There are a lot of worthy problems on this list, but #7 has been completely solved by the current connected car devices like Zubie (http://zubie.co/) or Automatic (https://www.automatic.com/).
I'm sure 30 is probably best achieved by putting a 5% GST-like tax on food and drinks that exceed a certain calorie, sugar or fat content. Making people get weighed for their taxes isn't exactly going to be logistically, morally or politically possible in the foreseeable future.
At the moment in Australia we have 10% GST on things or no GST on things. Changing that to 15% (for most unhealthy items) and -5% is the sort of thing I'd like to see.
18. Invest $10,000 in Uber in the secondary market by buying some shares from an existing shareholder -- with just a few clicks.
If this one gets solved, it would be weirdly ironic. That's supposedly what public markets are for. This BTW, is one an entrepreneurial government could tackle.
I'm pretty sure that many of these problems could be "solved" by hiring a personal assistant type person to do things like find out where to buy something or coordinate his dry cleaning.

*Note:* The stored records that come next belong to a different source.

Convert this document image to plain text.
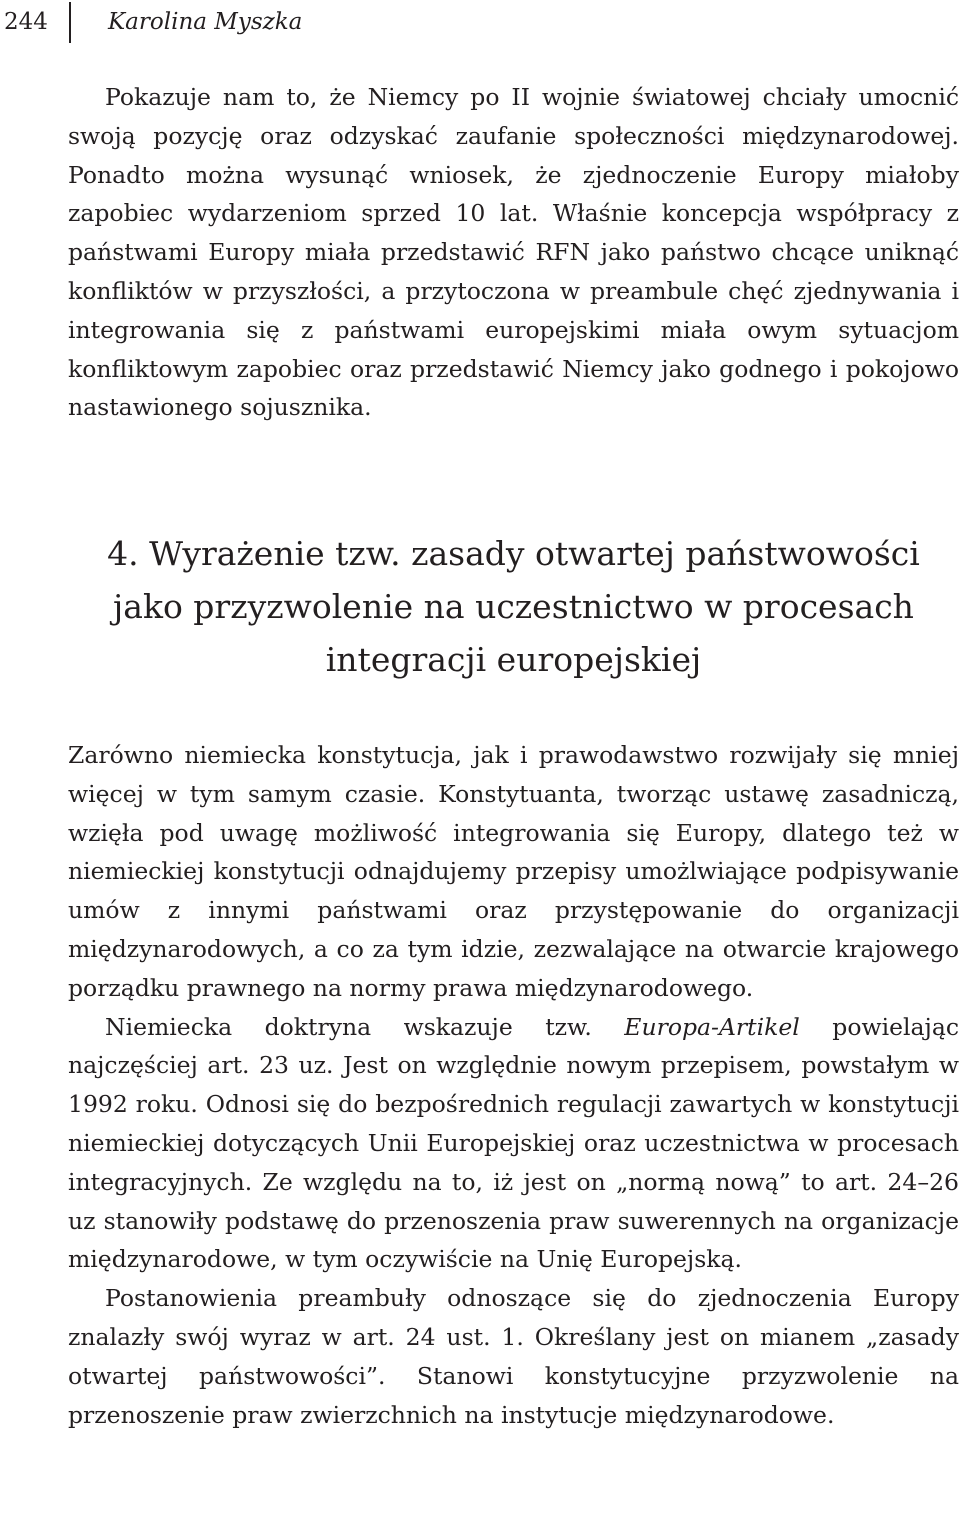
244	Karolina Myszka

Pokazuje nam to, że Niemcy po II wojnie światowej chciały umocnić swoją pozycję oraz odzyskać zaufanie społeczności międzynarodowej. Ponadto można wysunąć wniosek, że zjednoczenie Europy miałoby zapobiec wydarzeniom sprzed 10 lat. Właśnie koncepcja współpracy z państwami Europy miała przedstawić RFN jako państwo chcące uniknąć konfliktów w przyszłości, a przytoczona w preambule chęć zjednywania i integrowania się z państwami europejskimi miała owym sytuacjom konfliktowym zapobiec oraz przedstawić Niemcy jako godnego i pokojowo nastawionego sojusznika.

4. Wyrażenie tzw. zasady otwartej państwowości
jako przyzwolenie na uczestnictwo w procesach
integracji europejskiej

Zarówno niemiecka konstytucja, jak i prawodawstwo rozwijały się mniej więcej w tym samym czasie. Konstytuanta, tworząc ustawę zasadniczą, wzięła pod uwagę możliwość integrowania się Europy, dlatego też w niemieckiej konstytucji odnajdujemy przepisy umożlwiające podpisywanie umów z innymi państwami oraz przystępowanie do organizacji międzynarodowych, a co za tym idzie, zezwalające na otwarcie krajowego porządku prawnego na normy prawa międzynarodowego.

Niemiecka doktryna wskazuje tzw. Europa-Artikel powielając najczęściej art. 23 uz. Jest on względnie nowym przepisem, powstałym w 1992 roku. Odnosi się do bezpośrednich regulacji zawartych w konstytucji niemieckiej dotyczących Unii Europejskiej oraz uczestnictwa w procesach integracyjnych. Ze względu na to, iż jest on „normą nową” to art. 24–26 uz stanowiły podstawę do przenoszenia praw suwerennych na organizacje międzynarodowe, w tym oczywiście na Unię Europejską.

Postanowienia preambuły odnoszące się do zjednoczenia Europy znalazły swój wyraz w art. 24 ust. 1. Określany jest on mianem „zasady otwartej państwowości”. Stanowi konstytucyjne przyzwolenie na przenoszenie praw zwierzchnich na instytucje międzynarodowe.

But it sounds like this person is incredibly self entitled and wouldn't pay for that.
13. Keep track of where everybody in my team is physically right now. I don't want to work with you, ever. 40 hours a week are for the team, sure, but during the remaining 128 you don't have any business in my life. What you propose is creepy.
25. Be able to take a course online and get graded -- and get a diploma that means something. Education is really ripe for disruption: Coursera is OK, but we need to invent Stanford 2.0 For a diploma to mean something, what you need is not to make the courses better, or harder to pass, or whatever you're thinking; what you need is to convince your employer that you have the required skills for your job. The diploma may or may not have something to do with it, but in any case it's your employer's criterion. What you want may happen over time, but it's definitely not a matter of technology.
26. Be able to sell my advice online. It's worth something and I should have some way to monetize it. Again, it's other people, not you, who will judge whether your advice is valuable. Aside from that, it's not like it's difficult to become some kind of consultant.
30. Get a discount from the federal government for being healthy. Fat people should pay more taxes because they cost society more. This means some approved weigh in and testing centers. What.
31. Be able to get a $100 MRI. It can be done for this price. There are a LOT of things that will cost you far, far, far more than what they cost [EDIT: to clarify, that I mean is: far than what they cost to your provider]. This is pretty basic economy, IMHO. Also you may get it for free when you actually need it, if you live in a place with a sane health system (i.e., not the USA).
But yeah, as jokoon said in https://news.ycombinator.com/item?id=8648325, most of those "problems" arise from politics and economy. I suspect that a few of them have actually been tried, and either they're doing fine but in a local scale, or they failed.